If a paper entitled Air Transport and Destabilizing Commodity Flows gets widespread attention in the press, it is time for logisticians to sit up and pay attention. A policy paper from the Stockholm International Peace Research Institute (SIPRI) with that bone-dry title was recently released, and made quite a splash. The reason: it made an explicit link between aid work and the smuggling of small arms and light weapons. So was Beyond Borders an accurate depiction of reality after all?

Luckily, things are a bit more tenuous than that. The authors (Hugh Griffiths and Mark Bromley) performed a survey of “Security Council Sanctions Committee and other arms trafficking-related reports”; based on this survey, they conclude that “… at least 90 per cent of intercontinental air cargo carriers named in UN Security Council and other arms trafficking-related reports have also supplied UN agency, EU and NATO member state government departments, NGO and private contractors in Africa, Europe and the Middle East” (p. 24). This is then translated into headlines like “Africa aid shipped in planes ‘used for weapons’”. As so often, catching the reader’s eye seems to be more important than truth.

Looking at the report itself, I have one major critique to start: much of its argument is based on the authors’ survey that I mentioned above, but methodology and full outcomes are not presented anywhere – only those results that the authors want to present are brought forward. This makes it effectively impossible to verify or challenge their conclusions. They would have done themselves and us all a favour by giving (e.g. in an appendix) a rigorous presentation of their methods and all results, not just the ones they feel are interesting for us.

Update (14 May): Andrew Hughey points out that the database of air cargo carriers that was used by the authors is published online (thanks, Andrew!). However, still missing is an explanation of exactly which are those “other arms trafficking-related reports” are, as well as how they identified which of these carriers were supplied by UN/EU/NATO/NGOs/private contractors.

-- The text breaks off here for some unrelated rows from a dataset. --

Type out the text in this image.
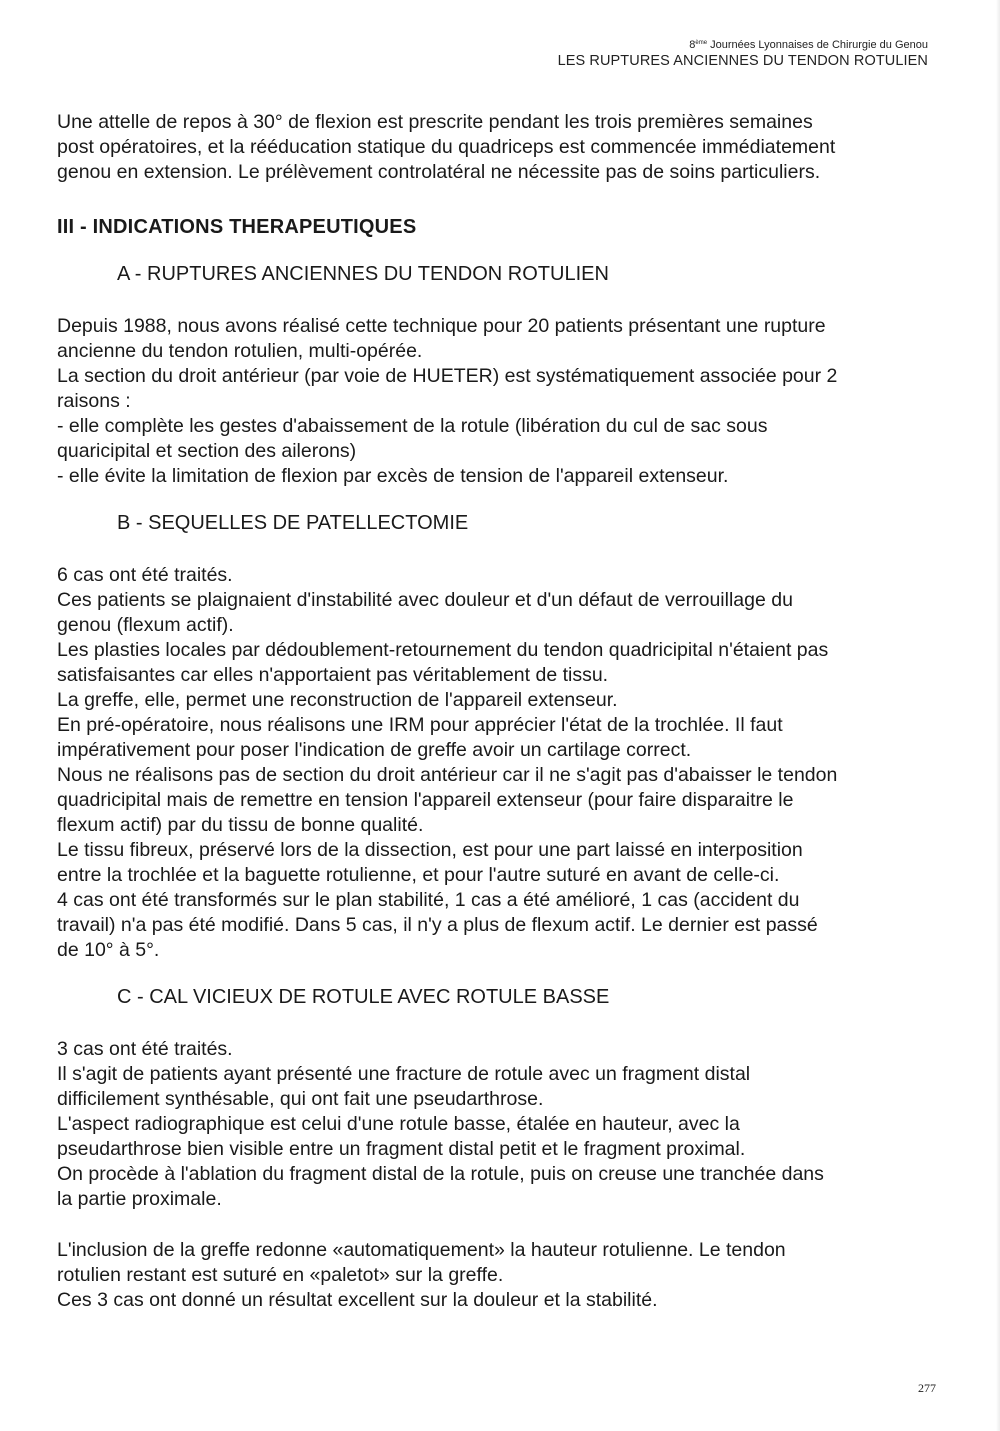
8ème Journées Lyonnaises de Chirurgie du Genou
LES RUPTURES ANCIENNES DU TENDON ROTULIEN

Une attelle de repos à 30° de flexion est prescrite pendant les trois premières semaines
post opératoires, et la rééducation statique du quadriceps est commencée immédiatement
genou en extension. Le prélèvement controlatéral ne nécessite pas de soins particuliers.

III - INDICATIONS THERAPEUTIQUES
A - RUPTURES ANCIENNES DU TENDON ROTULIEN

Depuis 1988, nous avons réalisé cette technique pour 20 patients présentant une rupture
ancienne du tendon rotulien, multi-opérée.
La section du droit antérieur (par voie de HUETER) est systématiquement associée pour 2
raisons :
- elle complète les gestes d'abaissement de la rotule (libération du cul de sac sous
quaricipital et section des ailerons)
- elle évite la limitation de flexion par excès de tension de l'appareil extenseur.

B - SEQUELLES DE PATELLECTOMIE

6 cas ont été traités.
Ces patients se plaignaient d'instabilité avec douleur et d'un défaut de verrouillage du
genou (flexum actif).
Les plasties locales par dédoublement-retournement du tendon quadricipital n'étaient pas
satisfaisantes car elles n'apportaient pas véritablement de tissu.
La greffe, elle, permet une reconstruction de l'appareil extenseur.
En pré-opératoire, nous réalisons une IRM pour apprécier l'état de la trochlée. Il faut
impérativement pour poser l'indication de greffe avoir un cartilage correct.
Nous ne réalisons pas de section du droit antérieur car il ne s'agit pas d'abaisser le tendon
quadricipital mais de remettre en tension l'appareil extenseur (pour faire disparaitre le
flexum actif) par du tissu de bonne qualité.
Le tissu fibreux, préservé lors de la dissection, est pour une part laissé en interposition
entre la trochlée et la baguette rotulienne, et pour l'autre suturé en avant de celle-ci.
4 cas ont été transformés sur le plan stabilité, 1 cas a été amélioré, 1 cas (accident du
travail) n'a pas été modifié. Dans 5 cas, il n'y a plus de flexum actif. Le dernier est passé
de 10° à 5°.

C - CAL VICIEUX DE ROTULE AVEC ROTULE BASSE

3 cas ont été traités.
Il s'agit de patients ayant présenté une fracture de rotule avec un fragment distal
difficilement synthésable, qui ont fait une pseudarthrose.
L'aspect radiographique est celui d'une rotule basse, étalée en hauteur, avec la
pseudarthrose bien visible entre un fragment distal petit et le fragment proximal.
On procède à l'ablation du fragment distal de la rotule, puis on creuse une tranchée dans
la partie proximale.

L'inclusion de la greffe redonne «automatiquement» la hauteur rotulienne. Le tendon
rotulien restant est suturé en «paletot» sur la greffe.
Ces 3 cas ont donné un résultat excellent sur la douleur et la stabilité.

277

Having said this, Griffiths and Bromley make a number of interesting points. The one that relates most directly to logistics for health and aid, is that too often we support arms trade (legal trade, but perhaps more importantly, also illegal trade) by using air transport contractors for aid operations that are known to be involved in this (illegal) trade. I don’t know whether we do; absent this presentation of their research methods and outcomes we will just have to take their word for it. However, I do know that we hardly ever take this into account when contracting air transport. In fact, personally I have to admit that I have literally never made the effort to find out whether a transport contractor was involved in illegal arms trading; I don’t know how typical my experience is, but I suspect that it is definitely not totally atypical (other aid logisticians: please feel free to comment – anonymous comments more than welcome!). MSF’s Gerald Massis made the particularly lame comment, “It’s like you hire a taxi. After your trip you don’t know what they do afterwards.” That one had me cringe; I would wish Massis had done his homework before he said that.

A more cogent argument is that, by their very nature, many contexts are mainly or exclusively serviced by contractors who are involved in more-or-less damaging or illicit trade: I don’t expect KLM or Lufthansa to start flying on El Geneina any time soon, and the transport companies who do are the ones that would usually be more open to risky but profitable deals like arms transports. Our choices are sometimes extremely limited, a reality that seems to be difficult to translate into a news headline.

However, I am afraid that we cannot deny that, too often, we do not put sufficient effort in selection and filtering of transport companies. I for one will be a bit more circumspect about this in the future, and I hope that the SIPRI report will have other aid logisticians start thinking seriously about this issue as well.

(Image: A skirmish with smugglers from Finland at the Russian border, 1853, by Vasily Hudyakov (1826–1871).)